Sun Media selling Quebec newspapers

MONTREAL—Sun Media is ending a battle in Quebec with media rival Transcontinental by agreeing to sell its 74 publications and related websites for $75 million as it continues to adjust to a loss of advertising revenue caused by the digital revolution.
The agreement announced yesterday has been approved by the boards of both companies but the subsidiary of Quebecor Media will continue to operate the papers until the transaction receives regulatory approval, including from the Competition Bureau.

“Advertisers now have a multitude of platforms available to them that did not even exist little more than 10 years ago,” said Quebecor Media CEO Robert Depatie.
“We believe in the future of print media but we cannot ignore the new market realities,” he noted.
Depatie said the transaction will ensure that the newspapers will stay in the hands of a Quebec company.
Not included in the deal are Quebec’s largest daily newspaper, Le Journal de Montreal, as well as Le Journal de Quebec, the 24 Heures free daily, and the QMI news agency.
The deal came a day after Sun Media announced it was laying off another 200 employees across its network, including 50 journalists outside Quebec.

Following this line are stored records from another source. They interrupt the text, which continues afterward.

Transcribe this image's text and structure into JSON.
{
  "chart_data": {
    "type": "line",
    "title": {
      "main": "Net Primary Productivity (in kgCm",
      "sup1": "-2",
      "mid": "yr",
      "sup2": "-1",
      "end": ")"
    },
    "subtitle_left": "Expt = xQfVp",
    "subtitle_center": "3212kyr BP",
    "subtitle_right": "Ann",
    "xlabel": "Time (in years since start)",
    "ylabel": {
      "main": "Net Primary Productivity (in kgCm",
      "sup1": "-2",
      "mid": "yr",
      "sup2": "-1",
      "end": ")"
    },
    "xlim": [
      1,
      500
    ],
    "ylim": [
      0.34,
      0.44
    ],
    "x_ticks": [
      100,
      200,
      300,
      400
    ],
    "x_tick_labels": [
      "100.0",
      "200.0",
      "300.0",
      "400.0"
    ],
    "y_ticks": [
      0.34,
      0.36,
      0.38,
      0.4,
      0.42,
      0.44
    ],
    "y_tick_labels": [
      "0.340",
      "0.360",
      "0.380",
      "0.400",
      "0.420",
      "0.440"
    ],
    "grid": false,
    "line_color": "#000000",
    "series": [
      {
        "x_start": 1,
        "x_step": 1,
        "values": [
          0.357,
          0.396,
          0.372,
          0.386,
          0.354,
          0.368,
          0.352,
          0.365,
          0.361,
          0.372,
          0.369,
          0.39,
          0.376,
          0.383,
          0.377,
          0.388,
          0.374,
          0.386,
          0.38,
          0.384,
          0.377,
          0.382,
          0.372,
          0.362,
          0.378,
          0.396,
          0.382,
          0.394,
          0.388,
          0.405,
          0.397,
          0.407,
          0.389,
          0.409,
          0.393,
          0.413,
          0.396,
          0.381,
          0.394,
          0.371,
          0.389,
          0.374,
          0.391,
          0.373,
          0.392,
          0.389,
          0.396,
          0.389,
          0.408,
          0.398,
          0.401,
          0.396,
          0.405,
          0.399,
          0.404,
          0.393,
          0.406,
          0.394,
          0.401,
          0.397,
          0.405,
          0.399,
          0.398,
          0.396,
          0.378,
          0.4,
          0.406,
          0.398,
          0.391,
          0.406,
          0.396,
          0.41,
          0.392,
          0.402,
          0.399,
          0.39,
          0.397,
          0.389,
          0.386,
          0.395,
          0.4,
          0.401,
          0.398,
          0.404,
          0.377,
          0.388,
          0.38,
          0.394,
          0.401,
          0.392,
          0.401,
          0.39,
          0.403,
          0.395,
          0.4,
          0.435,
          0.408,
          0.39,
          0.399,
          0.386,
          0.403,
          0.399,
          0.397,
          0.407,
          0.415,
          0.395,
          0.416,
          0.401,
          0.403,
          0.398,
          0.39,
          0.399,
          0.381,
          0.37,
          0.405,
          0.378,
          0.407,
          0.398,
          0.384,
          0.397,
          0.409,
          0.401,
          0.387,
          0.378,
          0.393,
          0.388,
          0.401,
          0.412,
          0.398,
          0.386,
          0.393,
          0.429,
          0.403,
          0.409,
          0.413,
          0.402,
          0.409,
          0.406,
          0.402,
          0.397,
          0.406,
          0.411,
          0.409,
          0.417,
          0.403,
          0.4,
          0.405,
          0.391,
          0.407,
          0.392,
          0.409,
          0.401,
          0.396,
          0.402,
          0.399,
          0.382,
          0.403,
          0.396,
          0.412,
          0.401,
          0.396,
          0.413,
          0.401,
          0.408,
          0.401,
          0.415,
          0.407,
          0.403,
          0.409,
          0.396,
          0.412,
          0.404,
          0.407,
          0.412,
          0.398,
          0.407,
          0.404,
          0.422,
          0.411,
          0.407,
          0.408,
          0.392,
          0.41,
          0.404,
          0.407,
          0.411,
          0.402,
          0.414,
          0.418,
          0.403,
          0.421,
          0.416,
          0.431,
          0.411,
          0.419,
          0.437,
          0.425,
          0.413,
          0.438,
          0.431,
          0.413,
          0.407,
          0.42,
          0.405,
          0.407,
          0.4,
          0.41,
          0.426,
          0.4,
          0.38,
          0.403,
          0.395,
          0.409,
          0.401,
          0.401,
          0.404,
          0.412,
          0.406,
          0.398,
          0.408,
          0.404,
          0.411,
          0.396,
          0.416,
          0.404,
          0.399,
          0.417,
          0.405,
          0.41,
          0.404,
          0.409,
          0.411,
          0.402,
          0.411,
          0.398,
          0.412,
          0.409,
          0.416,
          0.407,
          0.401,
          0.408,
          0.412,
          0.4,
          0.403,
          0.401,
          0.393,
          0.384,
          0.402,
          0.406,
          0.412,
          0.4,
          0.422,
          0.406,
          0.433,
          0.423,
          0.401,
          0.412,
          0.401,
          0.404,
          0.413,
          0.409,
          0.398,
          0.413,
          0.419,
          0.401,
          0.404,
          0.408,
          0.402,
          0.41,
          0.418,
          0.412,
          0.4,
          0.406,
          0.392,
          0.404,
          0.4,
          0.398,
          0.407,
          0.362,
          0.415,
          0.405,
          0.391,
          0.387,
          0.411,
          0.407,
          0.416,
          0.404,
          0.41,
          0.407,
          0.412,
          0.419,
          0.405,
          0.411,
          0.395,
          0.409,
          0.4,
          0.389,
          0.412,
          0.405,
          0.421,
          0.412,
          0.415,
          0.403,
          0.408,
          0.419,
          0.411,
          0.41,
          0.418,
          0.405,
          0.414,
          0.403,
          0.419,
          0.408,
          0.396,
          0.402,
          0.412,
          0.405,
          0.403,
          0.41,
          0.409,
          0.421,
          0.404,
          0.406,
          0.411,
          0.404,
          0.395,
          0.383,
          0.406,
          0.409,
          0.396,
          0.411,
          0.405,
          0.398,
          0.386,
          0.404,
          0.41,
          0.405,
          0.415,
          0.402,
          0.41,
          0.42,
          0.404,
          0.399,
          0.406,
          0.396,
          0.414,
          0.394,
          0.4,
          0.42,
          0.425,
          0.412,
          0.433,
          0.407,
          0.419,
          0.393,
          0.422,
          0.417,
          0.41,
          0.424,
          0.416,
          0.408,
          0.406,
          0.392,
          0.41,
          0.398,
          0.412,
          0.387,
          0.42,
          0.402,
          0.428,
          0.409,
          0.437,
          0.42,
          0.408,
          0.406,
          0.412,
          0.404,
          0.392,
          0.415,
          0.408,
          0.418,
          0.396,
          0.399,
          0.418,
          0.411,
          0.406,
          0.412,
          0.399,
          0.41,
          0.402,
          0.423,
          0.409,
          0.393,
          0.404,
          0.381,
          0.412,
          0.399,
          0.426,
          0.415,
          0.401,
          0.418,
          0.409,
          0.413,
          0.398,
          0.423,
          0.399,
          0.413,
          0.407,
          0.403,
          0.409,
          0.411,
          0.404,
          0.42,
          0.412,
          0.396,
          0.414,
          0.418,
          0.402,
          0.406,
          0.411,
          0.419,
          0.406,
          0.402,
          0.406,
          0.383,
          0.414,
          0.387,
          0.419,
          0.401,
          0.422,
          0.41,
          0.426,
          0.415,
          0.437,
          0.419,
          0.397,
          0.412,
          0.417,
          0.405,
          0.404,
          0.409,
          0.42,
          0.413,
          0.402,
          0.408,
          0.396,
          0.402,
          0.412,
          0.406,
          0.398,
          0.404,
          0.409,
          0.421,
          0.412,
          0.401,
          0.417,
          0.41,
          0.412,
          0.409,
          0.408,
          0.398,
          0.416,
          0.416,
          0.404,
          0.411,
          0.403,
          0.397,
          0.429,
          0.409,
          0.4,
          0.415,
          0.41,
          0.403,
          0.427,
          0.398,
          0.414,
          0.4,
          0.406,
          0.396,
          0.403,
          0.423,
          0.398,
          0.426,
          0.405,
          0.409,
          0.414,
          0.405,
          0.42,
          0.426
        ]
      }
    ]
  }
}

Transcontinental CEO Francois Olivier said the transaction will “accelerate the implementation” of its strategy of strengthening its core assets and developing a local digital media offering for businesses and communities.
“There is still a future [in newspapers],” he said in an interview.
“These are very local publications,” he added. “We will probably go more towards unique content to get away from national news.”
If approved by regulators, the transaction would add about 600 new employees to the 1,000 who currently work for Transcontinental in local markets across the province.
Although Transcontinental would become the dominant community newspaper publisher by nearly doubling its weekly presence, Olivier said the acquisition doesn’t mean the end of some publications that already co-exist with regional weeklies.
“We’ll take the time to make a market-by-market study,” he noted.
“This is not a national matter,” Olivier stressed. “It is about doing what is good for each community.”
While some publications will be merged, it could result in an increase in the number of pages in some weeklies, he said.
He later told analysts that Transcontinental will be focused on producing “ultra local content” to compete with new web-based entrants.